Two encodings are supported (the decoder formulae are exact inverses):

"mapbox" (Mapbox Terrain-RGB) — with v = round((height - base_val) / interval): R = (v >> 16) & 255, G = (v >> 8) & 255, B = v & 255. Decode: height = base_val + (R*65536 + G*256 + B) * interval.
"terrarium" (Mapzen) — with v = height + 32768: R = floor(v / 256), G = floor(v) % 256, B = floor((v - floor(v)) * 256). Decode: height = (R*256 + G + B/256) - 32768.

No-data pixels are written fully transparent (RGBA alpha 0); a source without a no-data value yields plain RGB. Elevations outside the encodable range are clamped, not wrapped.

Parameters:

Name	Type	Description	Default
`path`	`str \| Path`	Destination.

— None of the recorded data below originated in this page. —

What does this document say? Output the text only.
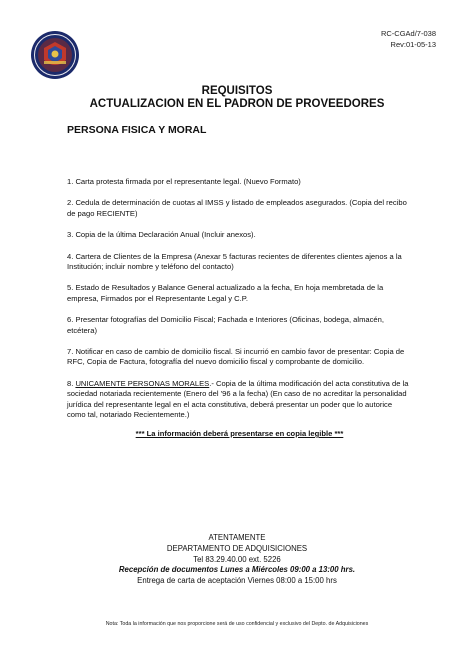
RC-CGAd/7-038
Rev:01-05-13
REQUISITOS
ACTUALIZACION EN EL PADRON DE PROVEEDORES
PERSONA FISICA Y MORAL
1. Carta protesta firmada por el representante legal. (Nuevo Formato)
2. Cedula de determinación de cuotas al IMSS y listado de empleados asegurados. (Copia del recibo de pago RECIENTE)
3. Copia de la última Declaración Anual (Incluir anexos).
4. Cartera de Clientes de la Empresa (Anexar 5 facturas recientes de diferentes clientes ajenos a la Institución; incluir nombre y teléfono del contacto)
5. Estado de Resultados y Balance General actualizado a la fecha, En hoja membretada de la empresa, Firmados por el Representante Legal y C.P.
6. Presentar fotografías del Domicilio Fiscal; Fachada e Interiores (Oficinas, bodega, almacén, etcétera)
7. Notificar en caso de cambio de domicilio fiscal. Si incurrió en cambio favor de presentar: Copia de RFC, Copia de Factura, fotografía del nuevo domicilio fiscal y comprobante de domicilio.
8. UNICAMENTE PERSONAS MORALES.- Copia de la última modificación del acta constitutiva de la sociedad notariada recientemente (Enero del '96 a la fecha) (En caso de no acreditar la personalidad jurídica del representante legal en el acta constitutiva, deberá presentar un poder que lo autorice como tal, notariado Recientemente.)
*** La información deberá presentarse en copia legible ***
ATENTAMENTE
DEPARTAMENTO DE ADQUISICIONES
Tel 83.29.40.00 ext. 5226
Recepción de documentos Lunes a Miércoles 09:00 a 13:00 hrs.
Entrega de carta de aceptación Viernes 08:00 a 15:00 hrs
Nota: Toda la información que nos proporcione será de uso confidencial y exclusivo del Depto. de Adquisiciones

With `tiles=False` a single file (`.png` -> PNG, otherwise GeoTIFF); with `tiles=True` the root directory of the `{z}/{x}/{y}.png` pyramid (created if missing).	required
`encoding`	`str`	`"mapbox"` (default) or `"terrarium"`, case-insensitive.	`'mapbox'`
`tiles`	`bool`	`True` (default) writes an XYZ PNG pyramid; `False` writes one RGB(A) raster.	`True`
`min_zoom`	`int`	Lowest XYZ zoom to write. Default `0`.	`0`
`max_zoom`	`int \| None`	Highest XYZ zoom. `None` (default) derives it from the source pixel size.	`None`
`tile_size`	`int`	Tile edge in pixels. Default `256`.	`256`
`base_val`	`float`	Mapbox base elevation mapping to RGB `(0, 0, 0)`. Default `-10000.0`. Ignored for terrarium.	`-10000.0`
`interval`	`float`	Mapbox metres-per-encoded-unit. Default `0.1`. Ignored for terrarium.	`0.1`
`resampling`	`str`	Resampling for reprojection / tile warping. Default `"bilinear"`.	`'bilinear'`
`band`	`int`	Zero-based elevation band index. Default `0`.	`0`

Returns:

Name	Type	Description
`Path`	`Path`	The written file (`tiles=False`) or the tile-root directory
	`Path`	(`tiles=True`).

Raises:

Type	Description
`ValueError`	`encoding` is not `"mapbox"`/`"terrarium"`, `resampling` is unknown, `interval <= 0` (mapbox), `min_zoom < 0`, or `max_zoom < min_zoom`.

Examples:

Encode a small DEM to a single terrain-RGB PNG (the write is tagged +SKIP — it touches GDAL/disk):

>>> import numpy as np
>>> from pyramids.dataset import Dataset
>>> dem = Dataset.create_from_array(
...     np.array([[0.0, 100.0], [2000.0, 8848.0]], dtype="float32"),
...     top_left_corner=(0, 0), cell_size=0.01, epsg=4326,
... )
>>> out = dem.to_terrain_rgb("dem.png", tiles=False)  # doctest: +SKIP
>>> out.name  # doctest: +SKIP
'dem.png'

`create_overviews(resampling_method='nearest', overview_levels=None)` #

Create overviews for the dataset. Args: resampling_method (str): The resampling method used to create the overviews. Possible values are "NEAREST", "CUBIC", "AVERAGE", "GAUSS", "CUBICSPLINE", "LANCZOS", "MODE", "AVERAGE_MAGPHASE", "RMS", "BILINEAR". Defaults to "nearest". overview_levels (list, optional): The overview levels. Restricted to typical power-of-two reduction factors. Defaults to [2, 4, 8, 16, 32]. Returns: None: Creates internal or external overviews depending on the dataset access mode. See Notes. Notes: - External (.ovr file): If the dataset is read with read_only=True then the overviews file will be created as an external .ovr file in the same directory of the dataset. - Internal: If the dataset is read with read_only=False then the overviews will be created internally in the dataset, and the dataset needs to be saved/flushed to persist the changes to disk. - You can check the count per band via the overview_count property. Examples: - Create a Dataset with 4 bands, 10 rows, 10 columns, at the point lon/lat (0, 0):

>>> import numpy as np
>>> arr = np.random.rand(4, 10, 10)
>>> top_left_corner = (0, 0)
>>> cell_size = 0.05
>>> dataset = Dataset.create_from_array(arr, top_left_corner=top_left_corner, cell_size=cell_size, epsg=4326)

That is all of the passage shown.